No cabe duda que Trump está creando una nueva generación antiestadounidense en el mundo y que su llegada al poder es una de las peores noticias para la “Marca País”, el poder suave y la diplomacia pública estadounidenses. Pero para una nación como la nuestra, con una frontera de más de tres mil kilómetros y con la convergencia social (35 millones de mexicoamericanos, de los cuales 11 millones son mexicanos y de éstos 5 millones son indocumentados, y con 1.2 millones de estadounidenses en México) y económica que nos anuda, dar rienda suelta a paroxismos antiamericanos o asumir que el enemigo es Estados Unidos en su conjunto sería un grave error. De entrada, llamados a boicotear la compra de autos estadounidenses, cuando nuestras cadenas productivas están plenamente integradas y de ellas dependen miles de empleos mexicanos, no es más que anotar un autogol. Y quienes postulan que se debe evitar viajar a EU pasan por alto que hay regiones y ciudades del país que no sólo son nuestras aliadas sino que están a su vez en la mira del presidente Trump por su decisión de seguir cobijando a migrantes indocumentados, la mayoría mexicanos. Debemos abonar relaciones con aliados en EU, que los tenemos, y a la vez evitar que un aumento potencial de antiamericanismo en México pueda ser capitalizado por quienes quieren seguir alimentando percepciones negativas de nuestro país y fomentando el diseño de políticas contrarias a nuestros intereses nacionales.

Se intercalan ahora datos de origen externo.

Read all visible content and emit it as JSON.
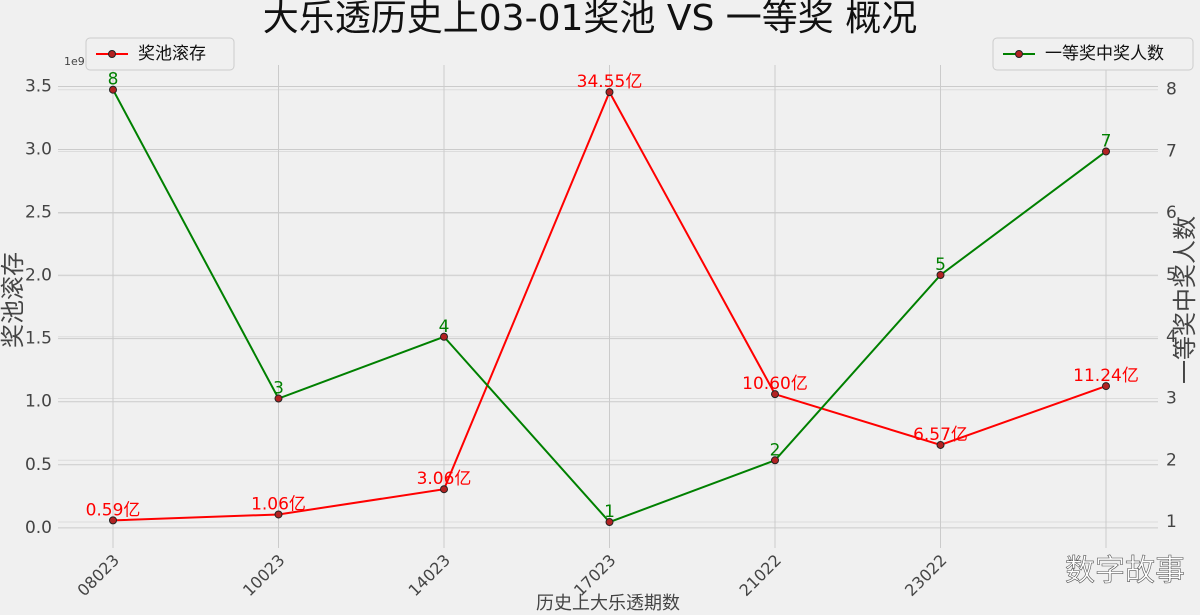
{
  "chart_data": {
    "type": "line",
    "title": "大乐透历史上03-01奖池 VS 一等奖 概况",
    "x_label": "历史上大乐透期数",
    "y_label": "奖池滚存",
    "y2_label": "一等奖中奖人数",
    "y_offset_label": "1e9",
    "watermark": "数字故事",
    "categories": [
      "08023",
      "10023",
      "14023",
      "17023",
      "21022",
      "23022",
      null
    ],
    "series": [
      {
        "name": "奖池滚存",
        "color": "#ff0000",
        "axis": "y",
        "values": [
          59000000,
          106000000,
          306000000,
          3455000000,
          1060000000,
          657000000,
          1124000000
        ],
        "value_labels": [
          "0.59亿",
          "1.06亿",
          "3.06亿",
          "34.55亿",
          "10.60亿",
          "6.57亿",
          "11.24亿"
        ]
      },
      {
        "name": "一等奖中奖人数",
        "color": "#008000",
        "axis": "y2",
        "values": [
          8,
          3,
          4,
          1,
          2,
          5,
          7
        ]
      }
    ],
    "ylim": [
      -160000000,
      3670000000
    ],
    "yticks": [
      {
        "value": 0,
        "label": "0.0"
      },
      {
        "value": 500000000,
        "label": "0.5"
      },
      {
        "value": 1000000000,
        "label": "1.0"
      },
      {
        "value": 1500000000,
        "label": "1.5"
      },
      {
        "value": 2000000000,
        "label": "2.0"
      },
      {
        "value": 2500000000,
        "label": "2.5"
      },
      {
        "value": 3000000000,
        "label": "3.0"
      },
      {
        "value": 3500000000,
        "label": "3.5"
      }
    ],
    "y2lim": [
      0.58,
      8.4
    ],
    "y2ticks": [
      1,
      2,
      3,
      4,
      5,
      6,
      7,
      8
    ],
    "grid": true
  }
}
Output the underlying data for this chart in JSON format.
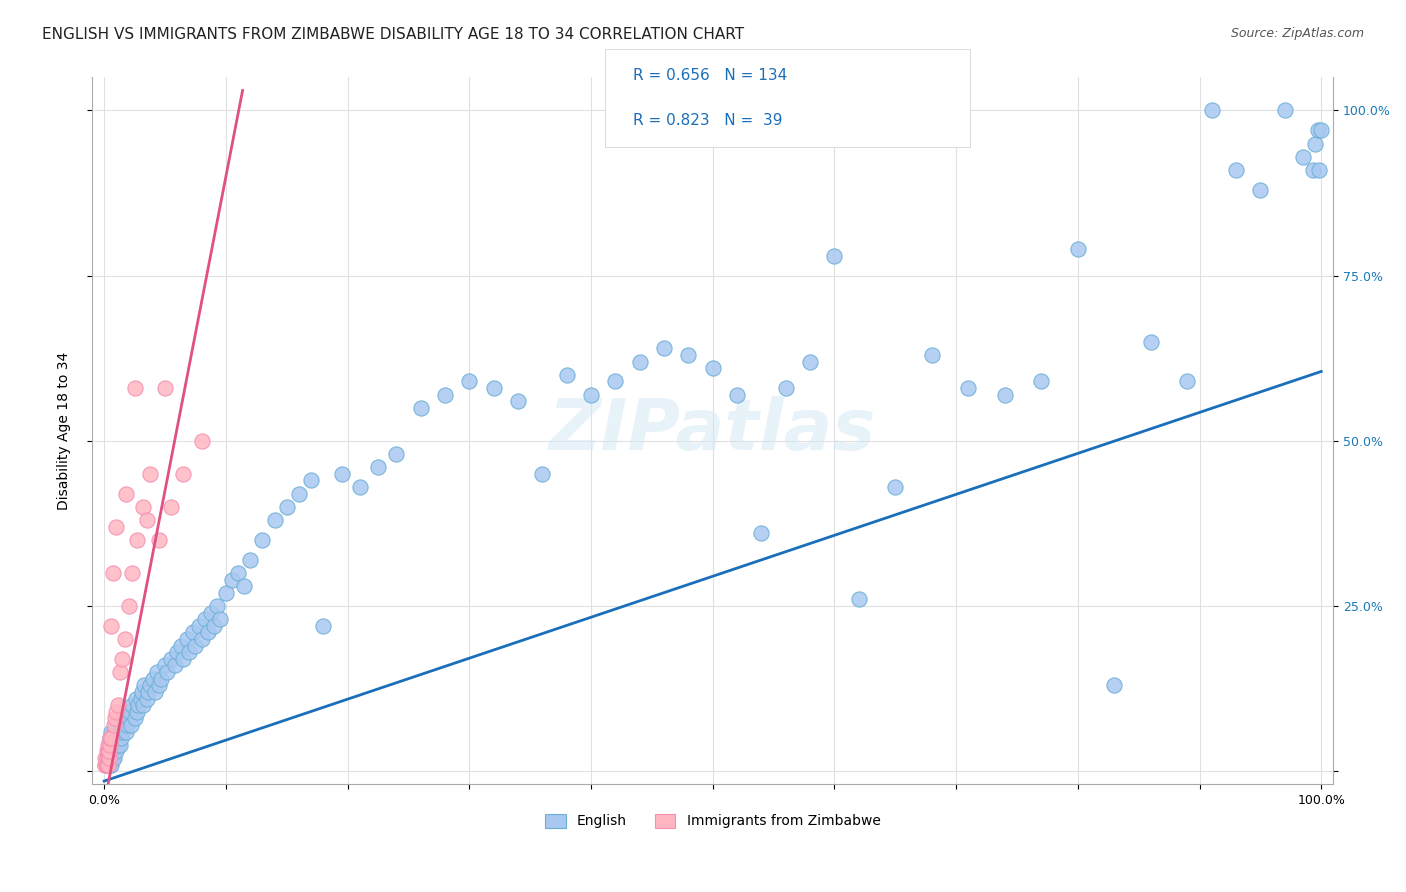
{
  "title": "ENGLISH VS IMMIGRANTS FROM ZIMBABWE DISABILITY AGE 18 TO 34 CORRELATION CHART",
  "source": "Source: ZipAtlas.com",
  "xlabel": "",
  "ylabel": "Disability Age 18 to 34",
  "x_ticks": [
    0.0,
    0.1,
    0.2,
    0.3,
    0.4,
    0.5,
    0.6,
    0.7,
    0.8,
    0.9,
    1.0
  ],
  "x_tick_labels": [
    "0.0%",
    "",
    "",
    "",
    "",
    "",
    "",
    "",
    "",
    "",
    "100.0%"
  ],
  "y_ticks": [
    0.0,
    0.25,
    0.5,
    0.75,
    1.0
  ],
  "y_tick_labels": [
    "",
    "25.0%",
    "50.0%",
    "75.0%",
    "100.0%"
  ],
  "watermark": "ZIPatlas",
  "legend_R1": "0.656",
  "legend_N1": "134",
  "legend_R2": "0.823",
  "legend_N2": "39",
  "english_color": "#a8c8f0",
  "english_edge_color": "#6baed6",
  "zimbabwe_color": "#ffb6c1",
  "zimbabwe_edge_color": "#f48fb1",
  "english_line_color": "#1a6fba",
  "zimbabwe_line_color": "#e05080",
  "english_scatter_x": [
    0.002,
    0.003,
    0.003,
    0.004,
    0.004,
    0.004,
    0.005,
    0.005,
    0.005,
    0.005,
    0.006,
    0.006,
    0.006,
    0.006,
    0.006,
    0.007,
    0.007,
    0.007,
    0.007,
    0.008,
    0.008,
    0.008,
    0.009,
    0.009,
    0.01,
    0.01,
    0.01,
    0.011,
    0.011,
    0.012,
    0.012,
    0.013,
    0.013,
    0.014,
    0.014,
    0.015,
    0.015,
    0.016,
    0.017,
    0.018,
    0.018,
    0.019,
    0.02,
    0.021,
    0.022,
    0.023,
    0.025,
    0.026,
    0.027,
    0.028,
    0.03,
    0.031,
    0.032,
    0.033,
    0.035,
    0.036,
    0.038,
    0.04,
    0.042,
    0.043,
    0.045,
    0.047,
    0.05,
    0.052,
    0.055,
    0.058,
    0.06,
    0.063,
    0.065,
    0.068,
    0.07,
    0.073,
    0.075,
    0.078,
    0.08,
    0.083,
    0.085,
    0.088,
    0.09,
    0.093,
    0.095,
    0.1,
    0.105,
    0.11,
    0.115,
    0.12,
    0.13,
    0.14,
    0.15,
    0.16,
    0.17,
    0.18,
    0.195,
    0.21,
    0.225,
    0.24,
    0.26,
    0.28,
    0.3,
    0.32,
    0.34,
    0.36,
    0.38,
    0.4,
    0.42,
    0.44,
    0.46,
    0.48,
    0.5,
    0.52,
    0.54,
    0.56,
    0.58,
    0.6,
    0.62,
    0.65,
    0.68,
    0.71,
    0.74,
    0.77,
    0.8,
    0.83,
    0.86,
    0.89,
    0.91,
    0.93,
    0.95,
    0.97,
    0.985,
    0.993,
    0.995,
    0.997,
    0.998,
    1.0
  ],
  "english_scatter_y": [
    0.02,
    0.01,
    0.03,
    0.02,
    0.01,
    0.04,
    0.02,
    0.03,
    0.01,
    0.05,
    0.02,
    0.04,
    0.03,
    0.01,
    0.06,
    0.02,
    0.03,
    0.05,
    0.04,
    0.03,
    0.02,
    0.06,
    0.04,
    0.05,
    0.03,
    0.07,
    0.05,
    0.04,
    0.06,
    0.05,
    0.07,
    0.06,
    0.04,
    0.07,
    0.05,
    0.08,
    0.06,
    0.07,
    0.08,
    0.06,
    0.09,
    0.07,
    0.08,
    0.09,
    0.07,
    0.1,
    0.08,
    0.11,
    0.09,
    0.1,
    0.11,
    0.12,
    0.1,
    0.13,
    0.11,
    0.12,
    0.13,
    0.14,
    0.12,
    0.15,
    0.13,
    0.14,
    0.16,
    0.15,
    0.17,
    0.16,
    0.18,
    0.19,
    0.17,
    0.2,
    0.18,
    0.21,
    0.19,
    0.22,
    0.2,
    0.23,
    0.21,
    0.24,
    0.22,
    0.25,
    0.23,
    0.27,
    0.29,
    0.3,
    0.28,
    0.32,
    0.35,
    0.38,
    0.4,
    0.42,
    0.44,
    0.22,
    0.45,
    0.43,
    0.46,
    0.48,
    0.55,
    0.57,
    0.59,
    0.58,
    0.56,
    0.45,
    0.6,
    0.57,
    0.59,
    0.62,
    0.64,
    0.63,
    0.61,
    0.57,
    0.36,
    0.58,
    0.62,
    0.78,
    0.26,
    0.43,
    0.63,
    0.58,
    0.57,
    0.59,
    0.79,
    0.13,
    0.65,
    0.59,
    1.0,
    0.91,
    0.88,
    1.0,
    0.93,
    0.91,
    0.95,
    0.97,
    0.91,
    0.97
  ],
  "zimbabwe_scatter_x": [
    0.001,
    0.001,
    0.001,
    0.002,
    0.002,
    0.002,
    0.002,
    0.003,
    0.003,
    0.003,
    0.003,
    0.004,
    0.004,
    0.005,
    0.005,
    0.006,
    0.006,
    0.007,
    0.008,
    0.009,
    0.01,
    0.011,
    0.013,
    0.015,
    0.017,
    0.02,
    0.023,
    0.027,
    0.032,
    0.038,
    0.045,
    0.055,
    0.065,
    0.08,
    0.01,
    0.018,
    0.025,
    0.035,
    0.05
  ],
  "zimbabwe_scatter_y": [
    0.01,
    0.01,
    0.02,
    0.01,
    0.02,
    0.03,
    0.01,
    0.02,
    0.01,
    0.03,
    0.04,
    0.02,
    0.03,
    0.04,
    0.05,
    0.05,
    0.22,
    0.3,
    0.07,
    0.08,
    0.09,
    0.1,
    0.15,
    0.17,
    0.2,
    0.25,
    0.3,
    0.35,
    0.4,
    0.45,
    0.35,
    0.4,
    0.45,
    0.5,
    0.37,
    0.42,
    0.58,
    0.38,
    0.58
  ],
  "english_R": 0.656,
  "zimbabwe_R": 0.823,
  "english_intercept": -0.015,
  "english_slope": 0.62,
  "zimbabwe_intercept": -0.05,
  "zimbabwe_slope": 9.5,
  "background_color": "#ffffff",
  "grid_color": "#e0e0e0",
  "title_fontsize": 11,
  "axis_label_fontsize": 10,
  "tick_fontsize": 9,
  "legend_fontsize": 11
}
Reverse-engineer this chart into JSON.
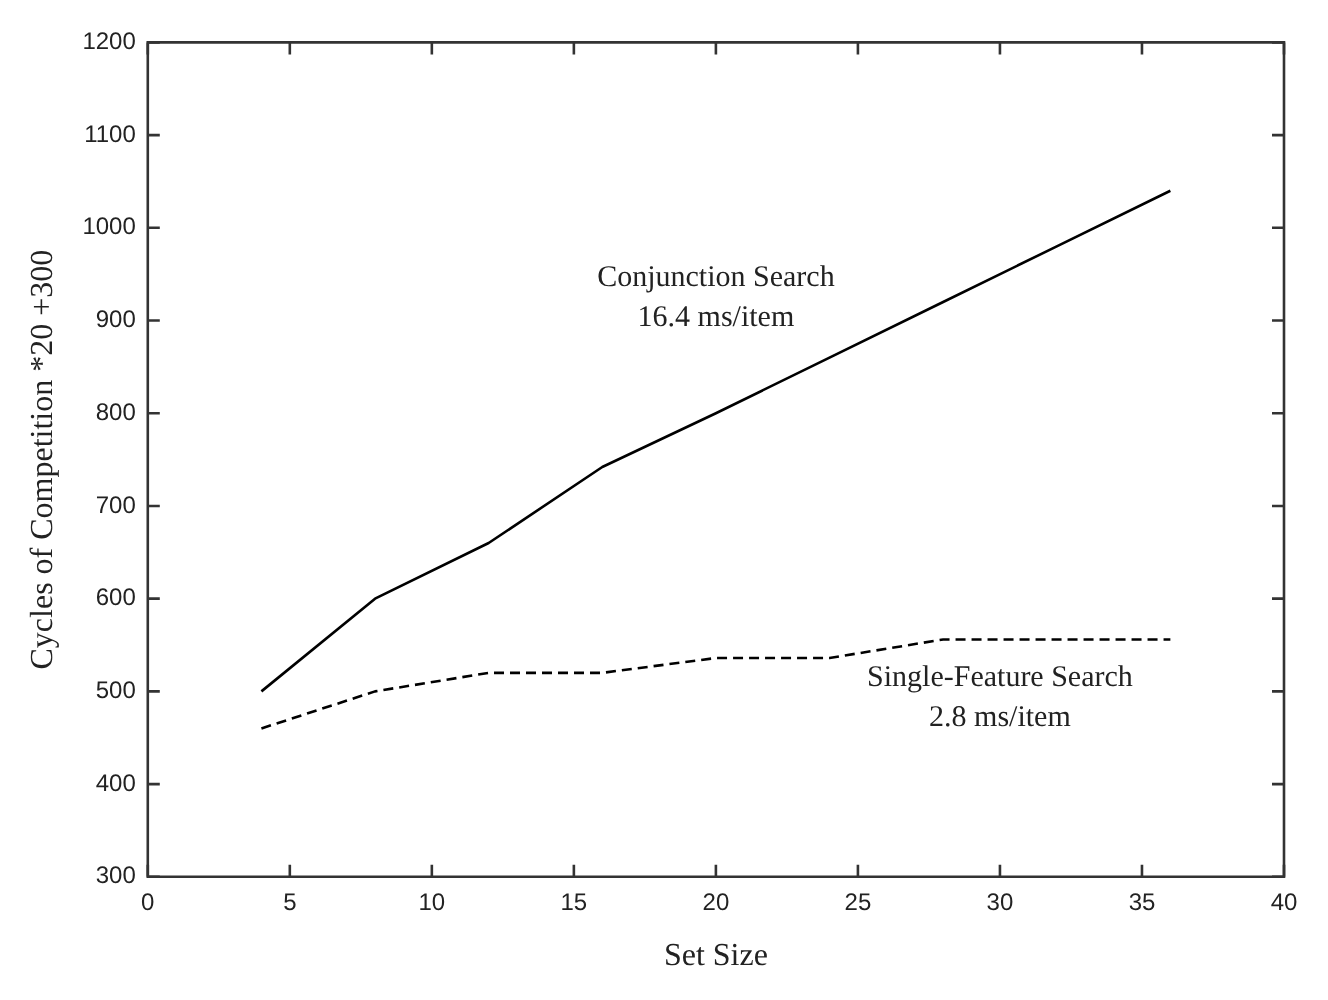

Desde el gobierno, la decisión de poner sobre la mesa todos los temas de la agenda bilateral y vincular la negociación de lo que le interesa al presidente estadounidense con todos los demás temas de la agenda bilateral no sólo nos permite mitigar la asimetría diplomática y de poder entre ambas naciones. Es la base de una estrategia para establecer márgenes de negociación, reducir márgenes de presión, ampliar nuestros márgenes de maniobra e instrumentar medidas de presión puntuales y quirúrgicas, como cuando lo hicimos exitosamente en 2009 en respuesta al incumplimiento estadounidense en materia de autotransporte. Y desde la sociedad civil, qué mejor que mandar señales a actores sociales, alcaldes y legisladores que nos apoyan y apoyan a nuestros paisanos, de que lo reconocemos y apreciamos. Si de boicots se trata, dejemos mejor de viajar a ciudades como Miami, donde su alcalde ha decidido colaborar en tareas antiinmigrantes con la Administración Trump, y apoyemos a ciudades como Los Angeles, Las Vegas, Denver, San Francisco, Chicago, Boston o Nueva York, que defienden a nuestros migrantes. Lo que se requiere pues, desde ambas esferas, son tiros de precisión y no escopetazos.